Turkish activist (born 1972)

Mustafa Tutkun (born July 1, 1972) is a humanitarian activist and, a civil society worker in Turkey. Since the Kosovo war in 1999, he has worked in the humanitarian field. He has coordinated many relief operations in different countries during emergencies.

==Early life==

He was born in Çanakkale, in 1972. He was the youth leader of his community for several years. When he came to Istanbul to study in Yıldız Technical University, he became a human rights activist in the university. This led him to leave his study and go to Malaysia for social studies.

==Humanitarian career==

After graduating from International Islamic University, Political Science-International Relations, June 1999, he went to Kosovo for his first humanitarian activities. He worked with UNMIK and established a local NGO in Kosovo named "Istanbul International Association of Relief & Culture".

He organised humanitarian assistance to the Macedonian refugees during the Macedonian civil war in 2001.

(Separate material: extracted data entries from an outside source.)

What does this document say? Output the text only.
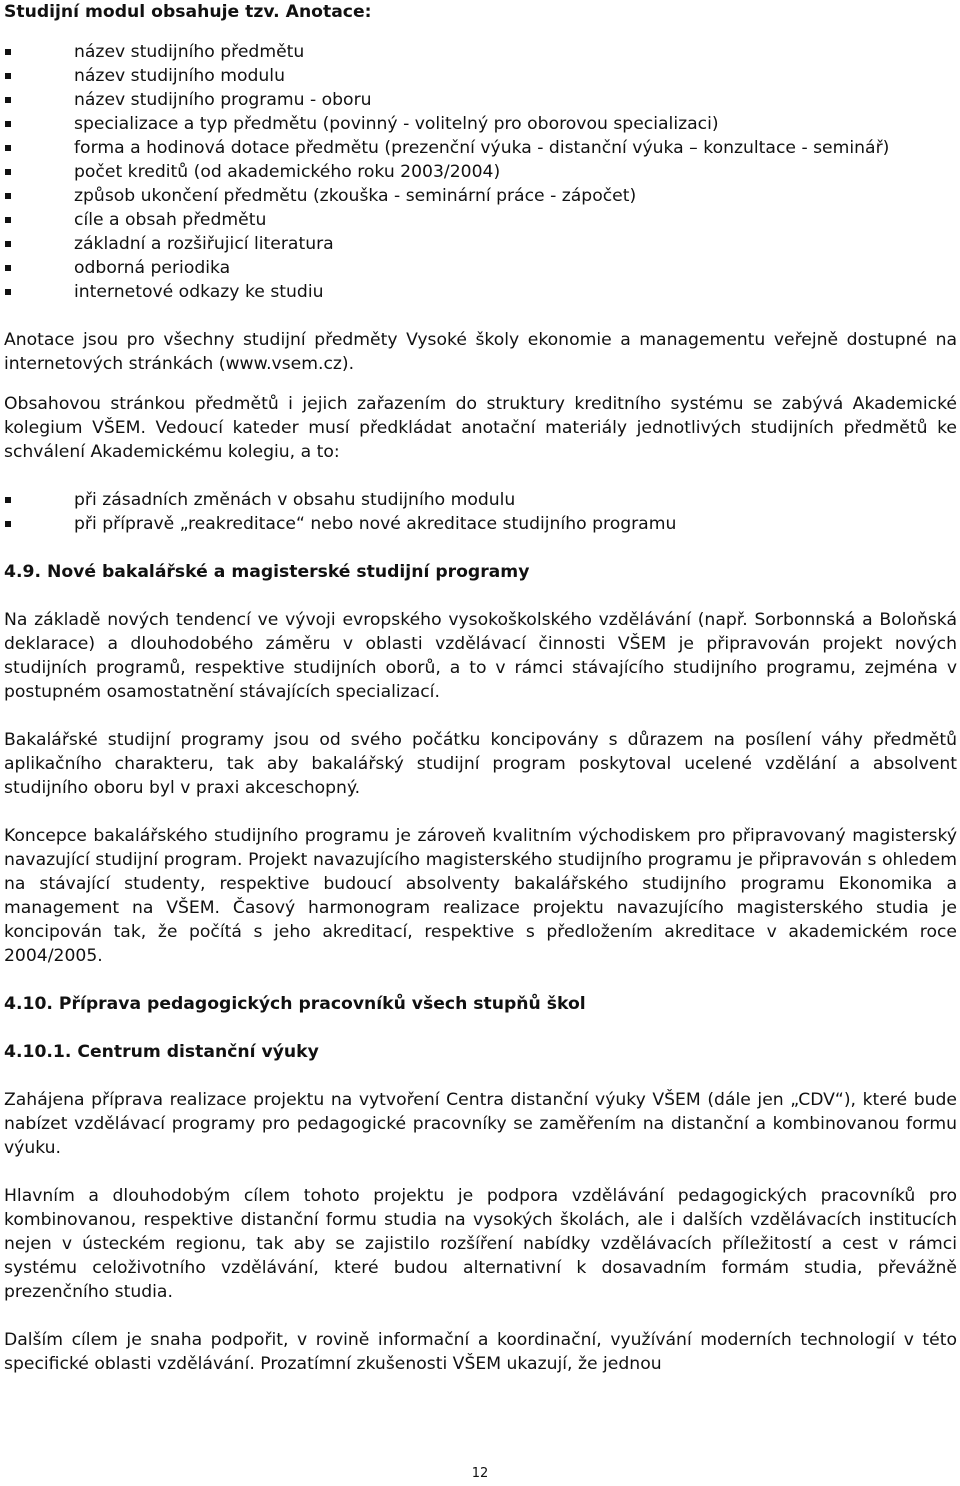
Studijní modul obsahuje tzv. Anotace:
název studijního předmětu
název studijního modulu
název studijního programu - oboru
specializace a typ předmětu (povinný - volitelný pro oborovou specializaci)
forma a hodinová dotace předmětu (prezenční výuka - distanční výuka – konzultace - seminář)
počet kreditů (od akademického roku 2003/2004)
způsob ukončení předmětu (zkouška - seminární práce - zápočet)
cíle a obsah předmětu
základní a rozšiřujicí literatura
odborná periodika
internetové odkazy ke studiu

Anotace jsou pro všechny studijní předměty Vysoké školy ekonomie a managementu veřejně dostupné na internetových stránkách (www.vsem.cz).

Obsahovou stránkou předmětů i jejich zařazením do struktury kreditního systému se zabývá Akademické kolegium VŠEM. Vedoucí kateder musí předkládat anotační materiály jednotlivých studijních předmětů ke schválení Akademickému kolegiu, a to:

při zásadních změnách v obsahu studijního modulu
při přípravě „reakreditace“ nebo nové akreditace studijního programu
4.9. Nové bakalářské a magisterské studijní programy

Na základě nových tendencí ve vývoji evropského vysokoškolského vzdělávání (např. Sorbonnská a Boloňská deklarace) a dlouhodobého záměru v oblasti vzdělávací činnosti VŠEM je připravován projekt nových studijních programů, respektive studijních oborů, a to v rámci stávajícího studijního programu, zejména v postupném osamostatnění stávajících specializací.

Bakalářské studijní programy jsou od svého počátku koncipovány s důrazem na posílení váhy předmětů aplikačního charakteru, tak aby bakalářský studijní program poskytoval ucelené vzdělání a absolvent studijního oboru byl v praxi akceschopný.

Koncepce bakalářského studijního programu je zároveň kvalitním východiskem pro připravovaný magisterský navazující studijní program. Projekt navazujícího magisterského studijního programu je připravován s ohledem na stávající studenty, respektive budoucí absolventy bakalářského studijního programu Ekonomika a management na VŠEM. Časový harmonogram realizace projektu navazujícího magisterského studia je koncipován tak, že počítá s jeho akreditací, respektive s předložením akreditace v akademickém roce 2004/2005.

4.10. Příprava pedagogických pracovníků všech stupňů škol
4.10.1. Centrum distanční výuky

Zahájena příprava realizace projektu na vytvoření Centra distanční výuky VŠEM (dále jen „CDV“), které bude nabízet vzdělávací programy pro pedagogické pracovníky se zaměřením na distanční a kombinovanou formu výuku.

Hlavním a dlouhodobým cílem tohoto projektu je podpora vzdělávání pedagogických pracovníků pro kombinovanou, respektive distanční formu studia na vysokých školách, ale i dalších vzdělávacích institucích nejen v ústeckém regionu, tak aby se zajistilo rozšíření nabídky vzdělávacích příležitostí a cest v rámci systému celoživotního vzdělávání, které budou alternativní k dosavadním formám studia, převážně prezenčního studia.

Dalším cílem je snaha podpořit, v rovině informační a koordinační, využívání moderních technologií v této specifické oblasti vzdělávání. Prozatímní zkušenosti VŠEM ukazují, že jednou

12
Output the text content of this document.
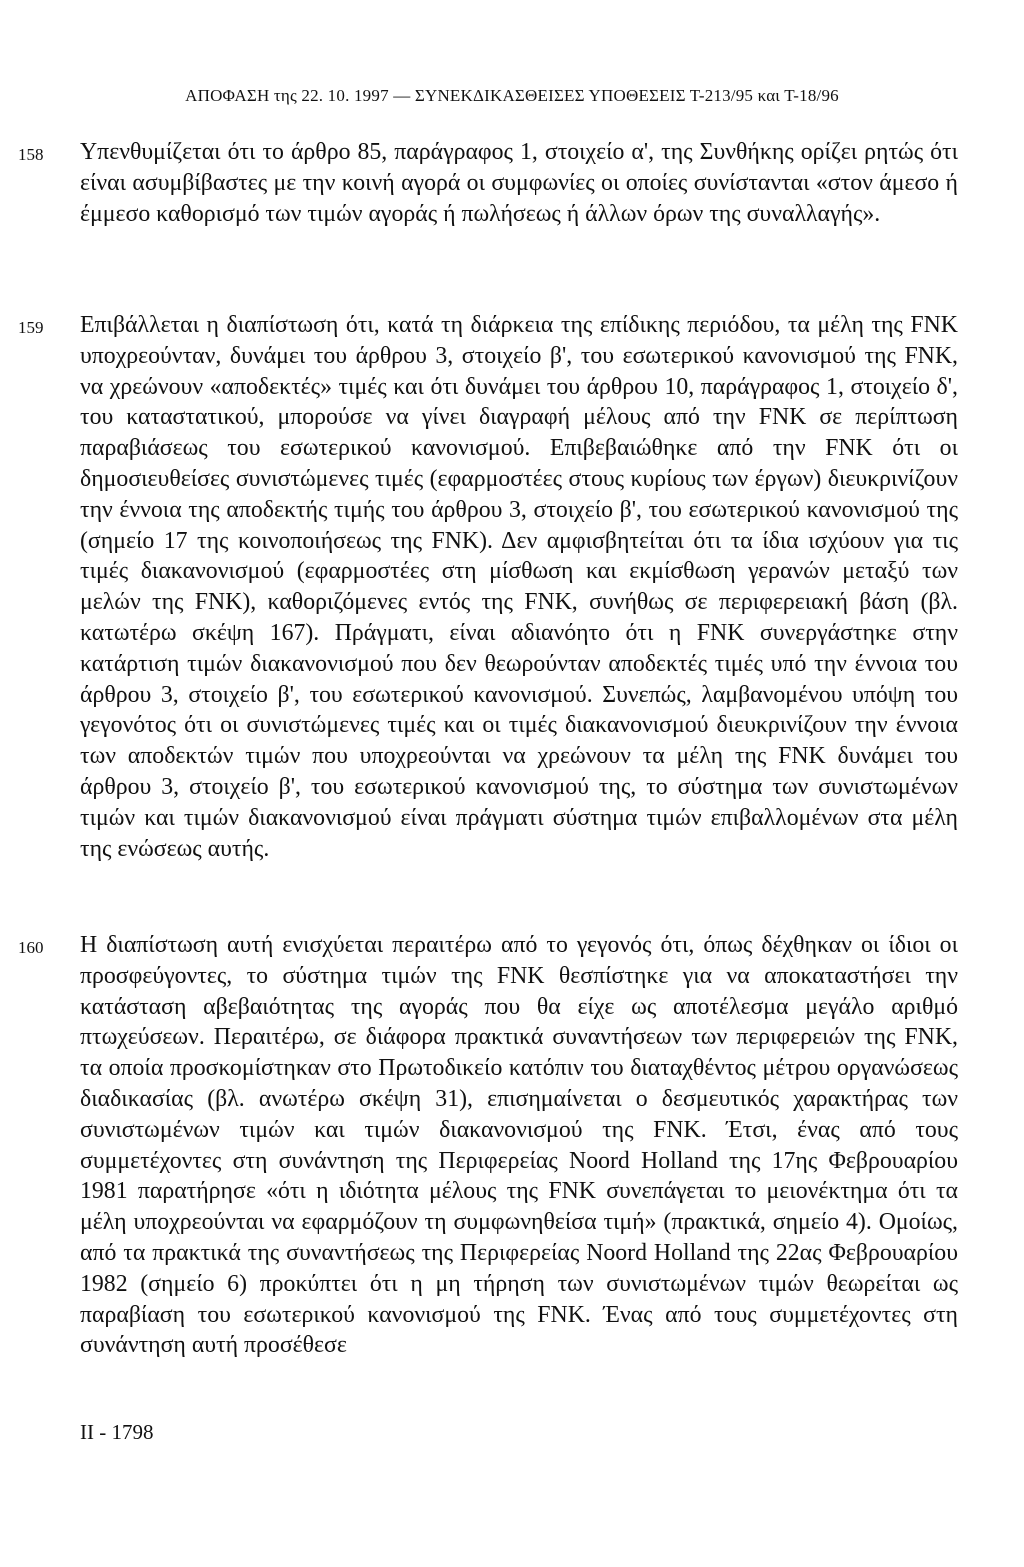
ΑΠΟΦΑΣΗ της 22. 10. 1997 — ΣΥΝΕΚΔΙΚΑΣΘΕΙΣΕΣ ΥΠΟΘΕΣΕΙΣ Τ-213/95 και Τ-18/96
158 Υπενθυμίζεται ότι το άρθρο 85, παράγραφος 1, στοιχείο α', της Συνθήκης ορίζει ρητώς ότι είναι ασυμβίβαστες με την κοινή αγορά οι συμφωνίες οι οποίες συνίστανται «στον άμεσο ή έμμεσο καθορισμό των τιμών αγοράς ή πωλήσεως ή άλλων όρων της συναλλαγής».

159 Επιβάλλεται η διαπίστωση ότι, κατά τη διάρκεια της επίδικης περιόδου, τα μέλη της FNK υποχρεούνταν, δυνάμει του άρθρου 3, στοιχείο β', του εσωτερικού κανονισμού της FNK, να χρεώνουν «αποδεκτές» τιμές και ότι δυνάμει του άρθρου 10, παράγραφος 1, στοιχείο δ', του καταστατικού, μπορούσε να γίνει διαγραφή μέλους από την FNK σε περίπτωση παραβιάσεως του εσωτερικού κανονισμού. Επιβεβαιώθηκε από την FNK ότι οι δημοσιευθείσες συνιστώμενες τιμές (εφαρμοστέες στους κυρίους των έργων) διευκρινίζουν την έννοια της αποδεκτής τιμής του άρθρου 3, στοιχείο β', του εσωτερικού κανονισμού της (σημείο 17 της κοινοποιήσεως της FNK). Δεν αμφισβητείται ότι τα ίδια ισχύουν για τις τιμές διακανονισμού (εφαρμοστέες στη μίσθωση και εκμίσθωση γερανών μεταξύ των μελών της FNK), καθοριζόμενες εντός της FNK, συνήθως σε περιφερειακή βάση (βλ. κατωτέρω σκέψη 167). Πράγματι, είναι αδιανόητο ότι η FNK συνεργάστηκε στην κατάρτιση τιμών διακανονισμού που δεν θεωρούνταν αποδεκτές τιμές υπό την έννοια του άρθρου 3, στοιχείο β', του εσωτερικού κανονισμού. Συνεπώς, λαμβανομένου υπόψη του γεγονότος ότι οι συνιστώμενες τιμές και οι τιμές διακανονισμού διευκρινίζουν την έννοια των αποδεκτών τιμών που υποχρεούνται να χρεώνουν τα μέλη της FNK δυνάμει του άρθρου 3, στοιχείο β', του εσωτερικού κανονισμού της, το σύστημα των συνιστωμένων τιμών και τιμών διακανονισμού είναι πράγματι σύστημα τιμών επιβαλλομένων στα μέλη της ενώσεως αυτής.

160 Η διαπίστωση αυτή ενισχύεται περαιτέρω από το γεγονός ότι, όπως δέχθηκαν οι ίδιοι οι προσφεύγοντες, το σύστημα τιμών της FNK θεσπίστηκε για να αποκαταστήσει την κατάσταση αβεβαιότητας της αγοράς που θα είχε ως αποτέλεσμα μεγάλο αριθμό πτωχεύσεων. Περαιτέρω, σε διάφορα πρακτικά συναντήσεων των περιφερειών της FNK, τα οποία προσκομίστηκαν στο Πρωτοδικείο κατόπιν του διαταχθέντος μέτρου οργανώσεως διαδικασίας (βλ. ανωτέρω σκέψη 31), επισημαίνεται ο δεσμευτικός χαρακτήρας των συνιστωμένων τιμών και τιμών διακανονισμού της FNK. Έτσι, ένας από τους συμμετέχοντες στη συνάντηση της Περιφερείας Noord Holland της 17ης Φεβρουαρίου 1981 παρατήρησε «ότι η ιδιότητα μέλους της FNK συνεπάγεται το μειονέκτημα ότι τα μέλη υποχρεούνται να εφαρμόζουν τη συμφωνηθείσα τιμή» (πρακτικά, σημείο 4). Ομοίως, από τα πρακτικά της συναντήσεως της Περιφερείας Noord Holland της 22ας Φεβρουαρίου 1982 (σημείο 6) προκύπτει ότι η μη τήρηση των συνιστωμένων τιμών θεωρείται ως παραβίαση του εσωτερικού κανονισμού της FNK. Ένας από τους συμμετέχοντες στη συνάντηση αυτή προσέθεσε

II - 1798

Until today he has successfully coordinated or implemented various humanitarian or development projects in more than 130 countries:

- Management of Relief operations and rehabilitation programs in Gaza - 2009

- Coordination of seasonal programs in more than 130 countries since 2005

- Coordination of Humanitarian Aid operations in Bangladesh for Rohingya Refugees

- Construction of 103 Houses for flood victims in Mozambique - 2008

- Management of Relief operations and reconstruction of a school for spastics in Lebanon - 2006

- Construction of 14 Schools in Pakistan for earthquake victims - 2007

- Management of Relief operations and solar water systems in Niger - 2005–2007

- Management of Relief operations and Refugee Camps in Pakistan - 2005

- Coordination of Tsunami relief activities in Aceh, Indonesia

He is still active in the field and member of several NGOs.